For rolling upgrade of CorDapps between (backwards compatible) versions, the following strategy can be used:

If the CorDapp provides a relational mapping of states and changes the database schemas it uses, the database administrator would need to apply a schema change in an outage-free way at this point. Good database engines can usually do many kinds of schema change without holding long table locks. CorDapps are expected to be designed with knowledge of what they can reasonably expect of databases to do.

The new version of the CorDapp is then “installed” by inserting it into the database via an RPC or administrator frontend.

The node configuration (which may eventually also be stored in the database) is adjusted to point new inbound flow requests at the new version. Note that in flight flows will continue to be handled by the old apps.

Tools will be provided to monitor the drain of old flows, and to perform controlled upgrades of the ledger states in case it’s necessary (please see the Contract Upgrades discussion).

Note that unlike draining worker processes, draining old versions of CorDapps may take quite some time, as in some cases flows cannot be upgraded in place and thus the old versions must complete until only the new version is in use. Likewise, upgrading the data structures held on the ledger itself requires coordination with other interested parties who may have their own timelines.


Is it reasonable to rely on the user to provide a synchronously replicated relational database? This has been a topic of extensive debate within the team.

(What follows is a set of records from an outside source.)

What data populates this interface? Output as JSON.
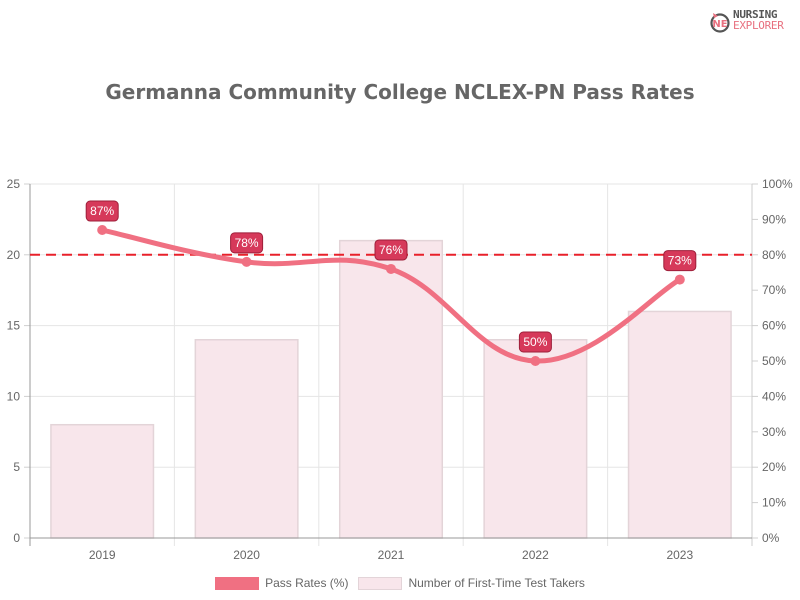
{
  "brand": {
    "line1": "NURSING",
    "line2": "EXPLORER"
  },
  "chart_data": {
    "type": "bar",
    "title": "Germanna Community College NCLEX-PN Pass Rates",
    "categories": [
      "2019",
      "2020",
      "2021",
      "2022",
      "2023"
    ],
    "series": [
      {
        "name": "Pass Rates (%)",
        "type": "line",
        "axis": "right",
        "values": [
          87,
          78,
          76,
          50,
          73
        ],
        "labels": [
          "87%",
          "78%",
          "76%",
          "50%",
          "73%"
        ],
        "color": "#f07082"
      },
      {
        "name": "Number of First-Time Test Takers",
        "type": "bar",
        "axis": "left",
        "values": [
          8,
          14,
          21,
          14,
          16
        ],
        "color": "#f8e6eb"
      }
    ],
    "y_left": {
      "ylim": [
        0,
        25
      ],
      "ticks": [
        "0",
        "5",
        "10",
        "15",
        "20",
        "25"
      ]
    },
    "y_right": {
      "ylim": [
        0,
        100
      ],
      "ticks": [
        "0%",
        "10%",
        "20%",
        "30%",
        "40%",
        "50%",
        "60%",
        "70%",
        "80%",
        "90%",
        "100%"
      ]
    },
    "annotations": [
      {
        "type": "hline",
        "axis": "right",
        "value": 80,
        "style": "dashed",
        "color": "#e8202a"
      }
    ],
    "legend_position": "bottom",
    "grid": true
  },
  "legend": {
    "items": [
      {
        "label": "Pass Rates (%)"
      },
      {
        "label": "Number of First-Time Test Takers"
      }
    ]
  }
}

An alternative design would be to handle replication entirely at the application level by splitting message streams. This isn’t the currently preferred approach because realistic Corda applications will rarely stand alone. There will usually be private, user-specific data stored in other database tables … things like customer lists, private transaction notes, tables required to implement internal business workflows and reporting requirements and so on. Indeed, in future CorDapps may be ports of existing standalone apps to the DLT context, with much of the business logic being reused. These apps will probably depend on a highly available database anyway, and because CorDapps have direct SQL access to the underlying database (exactly for this reason), it’s unlikely that we can ever represent all application state as a stream of idempotent messages.

The exact role of MQ replication and Artemis’ HA features is also something we’ve debated. Many organisations already run a core MQ platform and would like to reuse it. We’re open to this and there is a design doc about this already. Obviously in the case where MQ becomes pluggable, Corda HA becomes partly about how that component is configured.

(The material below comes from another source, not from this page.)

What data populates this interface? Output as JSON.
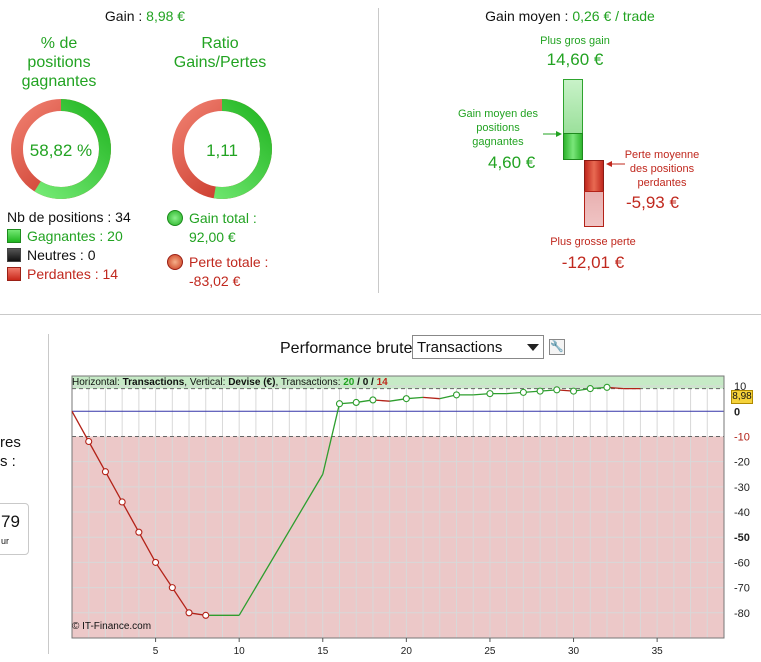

Do we need a cross-site lock service to do automatic master elections? Possibly. However in the async replication setting you can’t tolerate unexpected cluster outages anyway … you’d need at least a few seconds to cleanly finish replication. In the synchronously replicated setup, sudden outages can be tolerated but it’s possible that the database layer itself provides sufficient locking primitives already and a Raft cluster on top would be unnecessary.

Staging of work

It would be good to develop this feature incrementally so it can be launched to Enterprise users sooner rather than later.

The obvious place to start is with the current unified/monolithic server model, with a third party database instead of H2. We can then add the notion of drains, also useful for smooth upgrades that don’t waste work by replaying from checkpoint, which can be triggered by admins using SSH access to the shell e.g. from scripts. We then just need to ensure that flow sessions have IP:port affinity which I think is already the case as it’s needed for the distributed notary.

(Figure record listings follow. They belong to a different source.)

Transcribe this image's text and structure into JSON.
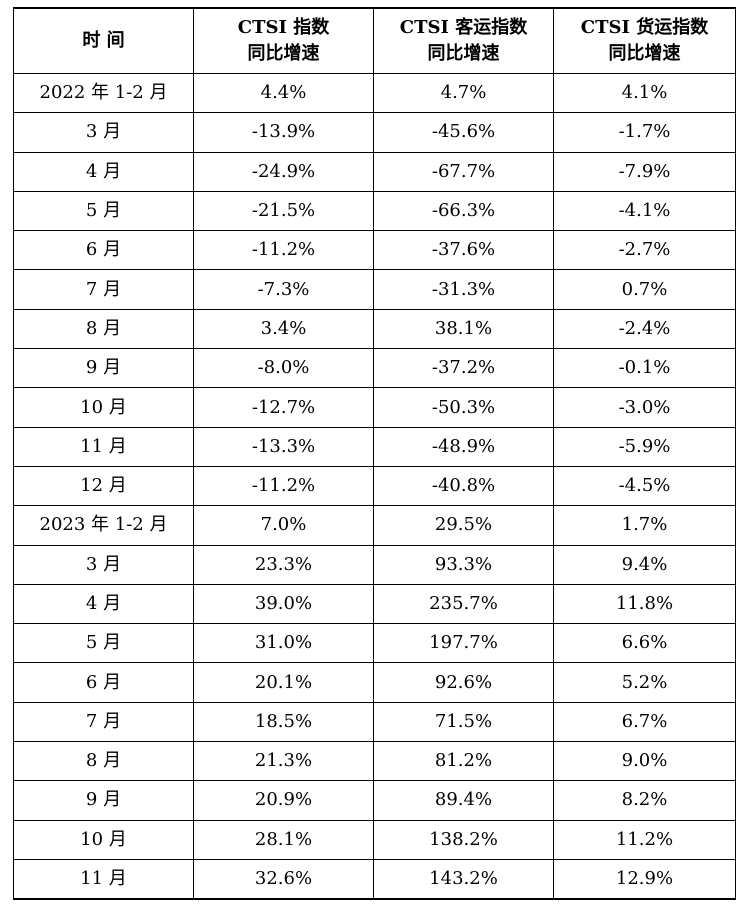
{
  "table": {
    "headers": [
      {
        "lines": [
          "时 间"
        ]
      },
      {
        "lines": [
          "CTSI 指数",
          "同比增速"
        ]
      },
      {
        "lines": [
          "CTSI 客运指数",
          "同比增速"
        ]
      },
      {
        "lines": [
          "CTSI 货运指数",
          "同比增速"
        ]
      }
    ],
    "rows": [
      [
        "2022 年 1-2 月",
        "4.4%",
        "4.7%",
        "4.1%"
      ],
      [
        "3 月",
        "-13.9%",
        "-45.6%",
        "-1.7%"
      ],
      [
        "4 月",
        "-24.9%",
        "-67.7%",
        "-7.9%"
      ],
      [
        "5 月",
        "-21.5%",
        "-66.3%",
        "-4.1%"
      ],
      [
        "6 月",
        "-11.2%",
        "-37.6%",
        "-2.7%"
      ],
      [
        "7 月",
        "-7.3%",
        "-31.3%",
        "0.7%"
      ],
      [
        "8 月",
        "3.4%",
        "38.1%",
        "-2.4%"
      ],
      [
        "9 月",
        "-8.0%",
        "-37.2%",
        "-0.1%"
      ],
      [
        "10 月",
        "-12.7%",
        "-50.3%",
        "-3.0%"
      ],
      [
        "11 月",
        "-13.3%",
        "-48.9%",
        "-5.9%"
      ],
      [
        "12 月",
        "-11.2%",
        "-40.8%",
        "-4.5%"
      ],
      [
        "2023 年 1-2 月",
        "7.0%",
        "29.5%",
        "1.7%"
      ],
      [
        "3 月",
        "23.3%",
        "93.3%",
        "9.4%"
      ],
      [
        "4 月",
        "39.0%",
        "235.7%",
        "11.8%"
      ],
      [
        "5 月",
        "31.0%",
        "197.7%",
        "6.6%"
      ],
      [
        "6 月",
        "20.1%",
        "92.6%",
        "5.2%"
      ],
      [
        "7 月",
        "18.5%",
        "71.5%",
        "6.7%"
      ],
      [
        "8 月",
        "21.3%",
        "81.2%",
        "9.0%"
      ],
      [
        "9 月",
        "20.9%",
        "89.4%",
        "8.2%"
      ],
      [
        "10 月",
        "28.1%",
        "138.2%",
        "11.2%"
      ],
      [
        "11 月",
        "32.6%",
        "143.2%",
        "12.9%"
      ]
    ]
  }
}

We should then explore a rapid proof of concept for hot/hot operation between two nodes that are joined together with a synchronously replicated database. RPC client libraries would need to be taught how to load balance (this is easy because Artemis already supports such features) and singleton state like flow scheduling should be modified to ensure that only one of the two node replicas takes ownership.

Microservices can then be split out of the node incrementally, in separate releases, until the original node process is left with trivial matters that do not need to be HA.